Container stacking limits in Long Beach

 Although Long Beach Municipal Code Section 21.45.168 states that no more than two containers may be stacked on top of each other, the City has agreed to temporarily allow the stacking of up to four containers without considering penalizing the yard operator for violating the code, as a measure of action against the stagnation of containers that keeps the supply chain in crisis.

It was through an executive order from Governor Gavin Newsom that the agencies will be able to access the temporary suspension of the sanctions, to get to work and alleviate the congestion that has prevailed for several months in Long Beach and other ports.

For an unprecedented problem, authorities ruled an unprecedented action, even leaving open the possibility that yard owners could contact the department of fire prevention to receive a special approval that allows them to stack up to five shipping containers, just a few days after a record number of ships were stranded off Long Beach, waiting to be unloaded.

The logistics industry welcomed these new provisions, even considering that, if applied in the rest of the United States, it would be much easier and faster to eliminate the accumulation of containers to alleviate the shortage of products that this situation is generating.

However, there are still other limitations that are exacerbating the crisis in the supply chain, for example, the rules that prevent trucks from unloading empty containers and, therefore, cannot pick up more cargo, wasting time, energy and space available.

The port of Long Beach has spent months breaking its own cargo records, in the face of the also rapid increase in demand for products due to online purchases that more and more people make from the comfort of their home or office, to reduce the risks of contracting COVID-19 and other diseases, such as monkeypox.
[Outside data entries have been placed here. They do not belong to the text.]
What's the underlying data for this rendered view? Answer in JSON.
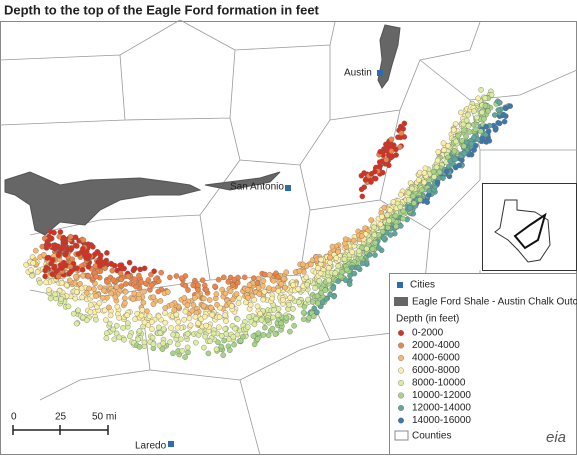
{
  "title": "Depth to the top of the Eagle Ford formation in feet",
  "cities": [
    "Austin",
    "San Antonio",
    "Laredo"
  ],
  "legend": {
    "cities": "Cities",
    "outcrop": "Eagle Ford Shale - Austin Chalk Outcrops",
    "depth_title": "Depth (in feet)",
    "classes": [
      {
        "label": "0-2000",
        "color": "#d7301f"
      },
      {
        "label": "2000-4000",
        "color": "#ee8446"
      },
      {
        "label": "4000-6000",
        "color": "#f7b86e"
      },
      {
        "label": "6000-8000",
        "color": "#fbefa8"
      },
      {
        "label": "8000-10000",
        "color": "#dcecA0"
      },
      {
        "label": "10000-12000",
        "color": "#a5d585"
      },
      {
        "label": "12000-14000",
        "color": "#5fa89a"
      },
      {
        "label": "14000-16000",
        "color": "#3b78ad"
      }
    ],
    "counties": "Counties"
  },
  "scale": [
    "0",
    "25",
    "50 mi"
  ],
  "logo": "eia"
}
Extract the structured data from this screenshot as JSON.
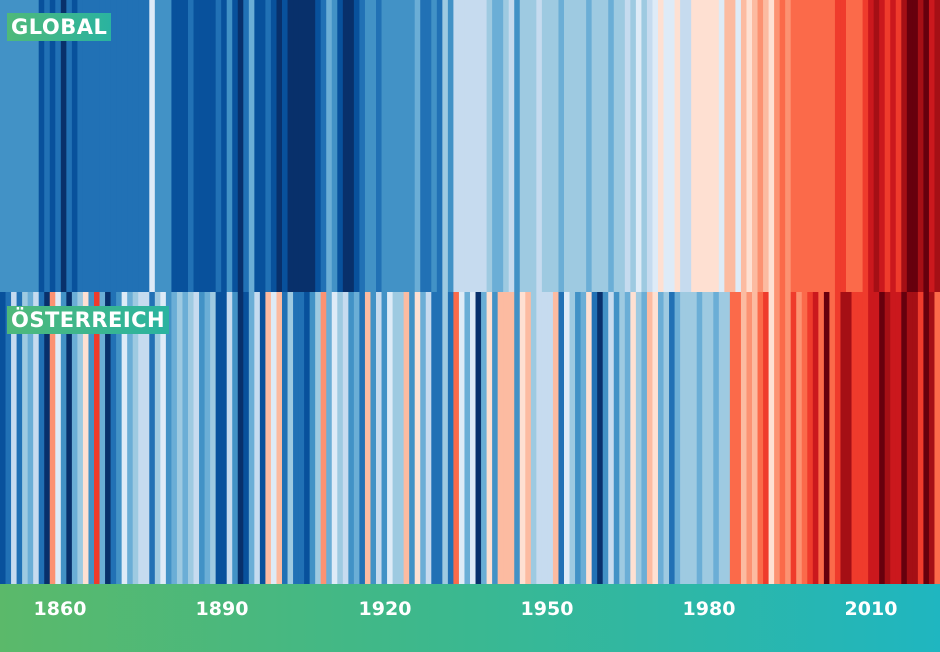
{
  "chart_data": {
    "type": "heatmap",
    "title": "",
    "xlabel": "",
    "ylabel": "",
    "xlim": [
      1850,
      2019
    ],
    "x_ticks": [
      1860,
      1890,
      1920,
      1950,
      1980,
      2010
    ],
    "palette": [
      "#08306b",
      "#08519c",
      "#2171b5",
      "#4292c6",
      "#6baed6",
      "#9ecae1",
      "#c6dbef",
      "#deebf7",
      "#fee0d2",
      "#fcbba1",
      "#fc9272",
      "#fb6a4a",
      "#ef3b2c",
      "#cb181d",
      "#a50f15",
      "#67000d"
    ],
    "series": [
      {
        "name": "GLOBAL",
        "years_start": 1850,
        "color_levels": [
          3,
          3,
          3,
          3,
          3,
          3,
          3,
          1,
          2,
          1,
          2,
          0,
          2,
          1,
          2,
          2,
          2,
          2,
          2,
          2,
          2,
          2,
          2,
          2,
          2,
          2,
          2,
          7,
          3,
          3,
          3,
          1,
          1,
          1,
          2,
          1,
          1,
          1,
          1,
          2,
          1,
          3,
          1,
          0,
          2,
          4,
          1,
          1,
          2,
          1,
          0,
          1,
          0,
          0,
          0,
          0,
          0,
          1,
          2,
          4,
          3,
          1,
          0,
          0,
          1,
          2,
          3,
          3,
          2,
          3,
          3,
          3,
          3,
          3,
          3,
          4,
          2,
          2,
          3,
          2,
          5,
          3,
          6,
          6,
          6,
          6,
          6,
          6,
          5,
          4,
          4,
          5,
          6,
          3,
          5,
          5,
          5,
          6,
          5,
          5,
          5,
          4,
          5,
          5,
          5,
          5,
          4,
          5,
          5,
          5,
          4,
          5,
          5,
          6,
          5,
          7,
          5,
          6,
          7,
          8,
          7,
          7,
          8,
          6,
          6,
          8,
          8,
          8,
          8,
          8,
          7,
          9,
          9,
          7,
          9,
          8,
          9,
          10,
          9,
          8,
          10,
          11,
          10,
          11,
          11,
          11,
          11,
          11,
          11,
          11,
          11,
          12,
          12,
          11,
          11,
          11,
          12,
          13,
          14,
          13,
          12,
          13,
          12,
          14,
          15,
          15,
          14,
          15,
          13,
          14
        ]
      },
      {
        "name": "ÖSTERREICH",
        "years_start": 1850,
        "color_levels": [
          1,
          2,
          6,
          2,
          5,
          4,
          6,
          2,
          0,
          10,
          7,
          3,
          0,
          4,
          5,
          8,
          3,
          12,
          4,
          0,
          2,
          3,
          7,
          4,
          5,
          6,
          6,
          2,
          5,
          7,
          3,
          4,
          5,
          4,
          5,
          6,
          3,
          4,
          5,
          1,
          1,
          6,
          3,
          0,
          1,
          4,
          6,
          1,
          9,
          7,
          9,
          2,
          5,
          2,
          2,
          1,
          3,
          5,
          10,
          4,
          7,
          5,
          6,
          3,
          4,
          2,
          9,
          3,
          6,
          3,
          7,
          5,
          5,
          9,
          3,
          8,
          4,
          6,
          2,
          2,
          5,
          2,
          11,
          7,
          4,
          7,
          0,
          4,
          8,
          3,
          9,
          9,
          9,
          3,
          8,
          9,
          5,
          6,
          6,
          6,
          9,
          2,
          7,
          5,
          3,
          4,
          8,
          2,
          0,
          3,
          6,
          3,
          5,
          4,
          8,
          5,
          4,
          9,
          8,
          4,
          5,
          2,
          4,
          5,
          5,
          5,
          4,
          5,
          5,
          4,
          5,
          5,
          11,
          11,
          9,
          10,
          9,
          11,
          12,
          8,
          10,
          11,
          10,
          12,
          10,
          11,
          12,
          13,
          11,
          15,
          11,
          12,
          14,
          14,
          12,
          12,
          12,
          13,
          13,
          15,
          14,
          13,
          13,
          15,
          14,
          14,
          12,
          15,
          14,
          11
        ]
      }
    ]
  },
  "panels": {
    "global_label": "GLOBAL",
    "austria_label": "ÖSTERREICH"
  },
  "axis": {
    "ticks": [
      "1860",
      "1890",
      "1920",
      "1950",
      "1980",
      "2010"
    ]
  }
}
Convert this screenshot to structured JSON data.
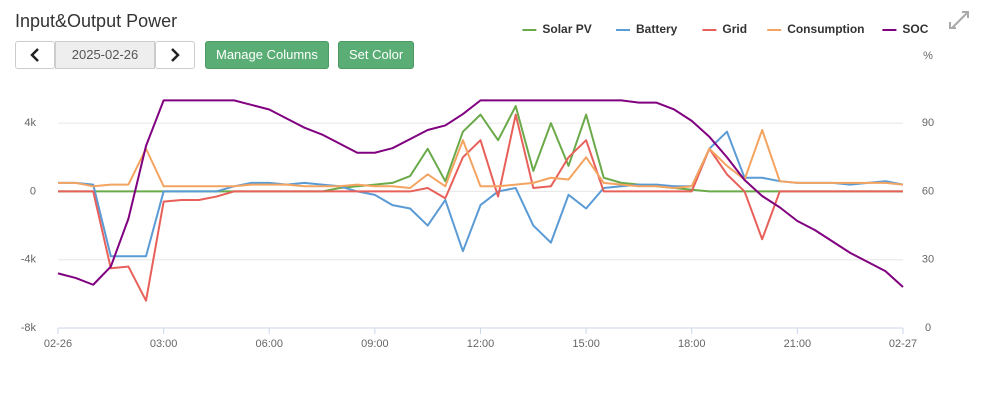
{
  "toolbar": {
    "date": "2025-02-26",
    "buttons": [
      "Manage Columns",
      "Set Color"
    ]
  },
  "chart_data": {
    "type": "line",
    "title": "Input&Output Power",
    "y2label": "%",
    "x": [
      0,
      0.5,
      1,
      1.5,
      2,
      2.5,
      3,
      3.5,
      4,
      4.5,
      5,
      5.5,
      6,
      6.5,
      7,
      7.5,
      8,
      8.5,
      9,
      9.5,
      10,
      10.5,
      11,
      11.5,
      12,
      12.5,
      13,
      13.5,
      14,
      14.5,
      15,
      15.5,
      16,
      16.5,
      17,
      17.5,
      18,
      18.5,
      19,
      19.5,
      20,
      20.5,
      21,
      21.5,
      22,
      22.5,
      23,
      23.5,
      24
    ],
    "xlim": [
      0,
      24
    ],
    "xticks": [
      {
        "value": 0,
        "label": "02-26"
      },
      {
        "value": 3,
        "label": "03:00"
      },
      {
        "value": 6,
        "label": "06:00"
      },
      {
        "value": 9,
        "label": "09:00"
      },
      {
        "value": 12,
        "label": "12:00"
      },
      {
        "value": 15,
        "label": "15:00"
      },
      {
        "value": 18,
        "label": "18:00"
      },
      {
        "value": 21,
        "label": "21:00"
      },
      {
        "value": 24,
        "label": "02-27"
      }
    ],
    "ylim": [
      -8000,
      6000
    ],
    "yticks": [
      {
        "value": -8000,
        "label": "-8k"
      },
      {
        "value": -4000,
        "label": "-4k"
      },
      0,
      {
        "value": 4000,
        "label": "4k"
      }
    ],
    "y2lim": [
      0,
      105
    ],
    "y2ticks": [
      0,
      30,
      60,
      90
    ],
    "grid": true,
    "legend": "top-right",
    "series": [
      {
        "name": "Solar PV",
        "color": "#6aaa4a",
        "values": [
          0,
          0,
          0,
          0,
          0,
          0,
          0,
          0,
          0,
          0,
          0,
          0,
          0,
          0,
          0,
          0,
          200,
          300,
          400,
          500,
          900,
          2500,
          600,
          3500,
          4500,
          3000,
          5000,
          1200,
          4000,
          1500,
          4500,
          800,
          500,
          400,
          300,
          200,
          100,
          0,
          0,
          0,
          0,
          0,
          0,
          0,
          0,
          0,
          0,
          0,
          0
        ]
      },
      {
        "name": "Battery",
        "color": "#5b9bd5",
        "values": [
          500,
          500,
          400,
          -3800,
          -3800,
          -3800,
          0,
          0,
          0,
          0,
          300,
          500,
          500,
          400,
          500,
          400,
          300,
          0,
          -200,
          -800,
          -1000,
          -2000,
          -500,
          -3500,
          -800,
          0,
          200,
          -2000,
          -3000,
          -200,
          -1000,
          200,
          300,
          400,
          400,
          300,
          300,
          2500,
          3500,
          800,
          800,
          600,
          500,
          500,
          500,
          400,
          500,
          600,
          400
        ]
      },
      {
        "name": "Grid",
        "color": "#e8605a",
        "values": [
          0,
          0,
          0,
          -4500,
          -4400,
          -6400,
          -600,
          -500,
          -500,
          -300,
          0,
          0,
          0,
          0,
          0,
          0,
          0,
          0,
          0,
          0,
          0,
          200,
          -400,
          2000,
          3000,
          -300,
          4500,
          200,
          300,
          2000,
          3000,
          0,
          0,
          0,
          0,
          0,
          0,
          2500,
          1000,
          0,
          -2800,
          0,
          0,
          0,
          0,
          0,
          0,
          0,
          0
        ]
      },
      {
        "name": "Consumption",
        "color": "#f4a460",
        "values": [
          500,
          500,
          300,
          400,
          400,
          2500,
          300,
          300,
          300,
          300,
          300,
          400,
          400,
          400,
          300,
          300,
          300,
          400,
          300,
          300,
          200,
          1000,
          300,
          3000,
          300,
          300,
          400,
          500,
          800,
          700,
          2000,
          500,
          400,
          300,
          300,
          200,
          300,
          2500,
          1500,
          700,
          3600,
          600,
          500,
          500,
          500,
          500,
          500,
          500,
          400
        ]
      },
      {
        "name": "SOC",
        "color": "#800080",
        "axis": "y2",
        "values": [
          24,
          22,
          19,
          27,
          48,
          80,
          100,
          100,
          100,
          100,
          100,
          98,
          96,
          92,
          88,
          85,
          81,
          77,
          77,
          79,
          83,
          87,
          89,
          94,
          100,
          100,
          100,
          100,
          100,
          100,
          100,
          100,
          100,
          99,
          99,
          96,
          91,
          84,
          75,
          65,
          58,
          53,
          47,
          43,
          38,
          33,
          29,
          25,
          18
        ]
      }
    ]
  }
}
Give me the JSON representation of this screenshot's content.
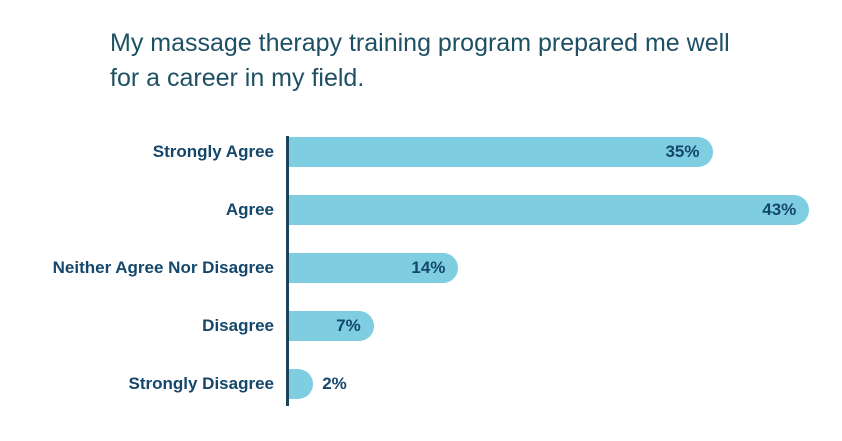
{
  "chart_data": {
    "type": "bar",
    "orientation": "horizontal",
    "title": "My massage therapy training program prepared me well for a career in my field.",
    "categories": [
      "Strongly Agree",
      "Agree",
      "Neither Agree Nor Disagree",
      "Disagree",
      "Strongly Disagree"
    ],
    "values": [
      35,
      43,
      14,
      7,
      2
    ],
    "value_labels": [
      "35%",
      "43%",
      "14%",
      "7%",
      "2%"
    ],
    "unit": "percent",
    "xlim": [
      0,
      45
    ],
    "grid": "off",
    "legend": "none",
    "value_label_position": [
      "inside",
      "inside",
      "inside",
      "inside",
      "outside"
    ],
    "colors": {
      "bar_fill": "#7ECDE1",
      "axis_line": "#1B4458",
      "category_label": "#14476B",
      "value_label": "#14476B",
      "title": "#1E5064",
      "background": "#FFFFFF"
    }
  }
}
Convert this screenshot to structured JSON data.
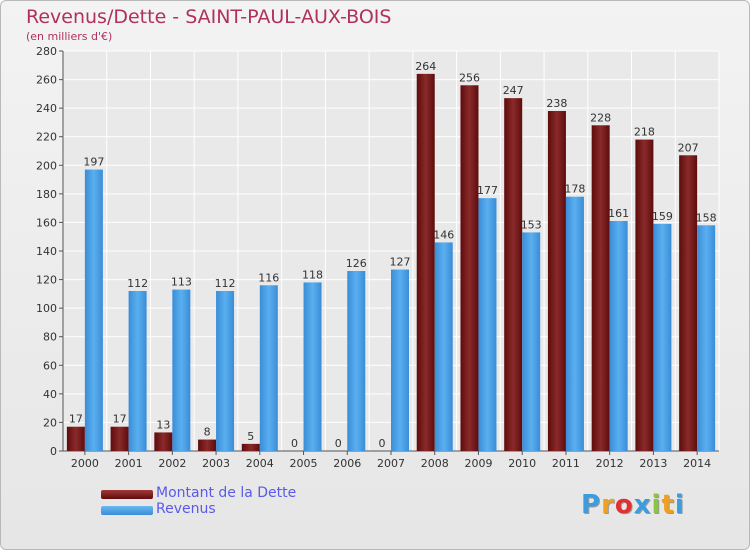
{
  "header": {
    "title": "Revenus/Dette - SAINT-PAUL-AUX-BOIS",
    "subtitle": "(en milliers d'€)"
  },
  "colors": {
    "title": "#b03060",
    "dette": "#7a1a1a",
    "revenus": "#3c8fd6",
    "legend_text": "#5a5ae8"
  },
  "chart_data": {
    "type": "bar",
    "title": "Revenus/Dette - SAINT-PAUL-AUX-BOIS",
    "ylabel": "(en milliers d'€)",
    "ylim": [
      0,
      280
    ],
    "yticks": [
      0,
      20,
      40,
      60,
      80,
      100,
      120,
      140,
      160,
      180,
      200,
      220,
      240,
      260,
      280
    ],
    "grid": true,
    "legend_position": "bottom-left",
    "categories": [
      "2000",
      "2001",
      "2002",
      "2003",
      "2004",
      "2005",
      "2006",
      "2007",
      "2008",
      "2009",
      "2010",
      "2011",
      "2012",
      "2013",
      "2014"
    ],
    "series": [
      {
        "name": "Montant de la Dette",
        "values": [
          17,
          17,
          13,
          8,
          5,
          0,
          0,
          0,
          264,
          256,
          247,
          238,
          228,
          218,
          207
        ]
      },
      {
        "name": "Revenus",
        "values": [
          197,
          112,
          113,
          112,
          116,
          118,
          126,
          127,
          146,
          177,
          153,
          178,
          161,
          159,
          158
        ]
      }
    ]
  },
  "legend": {
    "items": [
      {
        "label": "Montant de la Dette"
      },
      {
        "label": "Revenus"
      }
    ]
  },
  "logo": {
    "letters": [
      "P",
      "r",
      "o",
      "x",
      "i",
      "t",
      "i"
    ],
    "colors": [
      "#3b9de0",
      "#f0a020",
      "#e03030",
      "#3b9de0",
      "#8bc53f",
      "#f0a020",
      "#3b9de0"
    ]
  }
}
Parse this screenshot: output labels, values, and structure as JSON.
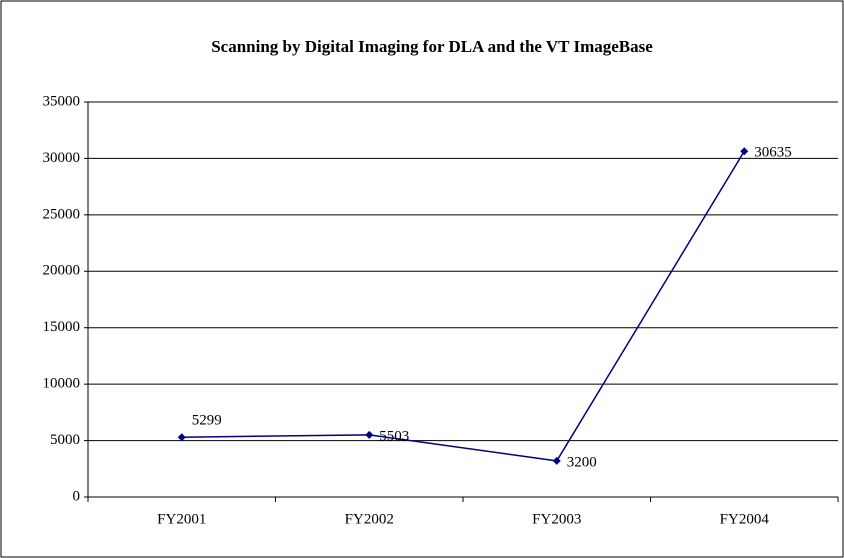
{
  "chart_data": {
    "type": "line",
    "title": "Scanning by Digital Imaging for DLA and the VT ImageBase",
    "categories": [
      "FY2001",
      "FY2002",
      "FY2003",
      "FY2004"
    ],
    "series": [
      {
        "name": null,
        "color": "#000080",
        "values": [
          5299,
          5503,
          3200,
          30635
        ]
      }
    ],
    "ylim": [
      0,
      35000
    ],
    "yticks": [
      0,
      5000,
      10000,
      15000,
      20000,
      25000,
      30000,
      35000
    ],
    "grid": true,
    "legend": false
  }
}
The increase in volume, coupled with shortages of labor and equipment, have caused extreme bottlenecks in the busiest complex in the United States, made up of Long Beach and Los Angeles, which generates 40% of the imports of the country, a compelling reason to resolve this major logistical problem as soon as possible.

There are more and more actors involved in resolving this great traffic jam, since California is a massive support for the entry of merchandise into the country. Other measures that have been considered to remedy the problem include opening additional temporary container storage locations, increasing the workforce of truck drivers and warehouse workers, suspending other regulations, and creating a new inland port.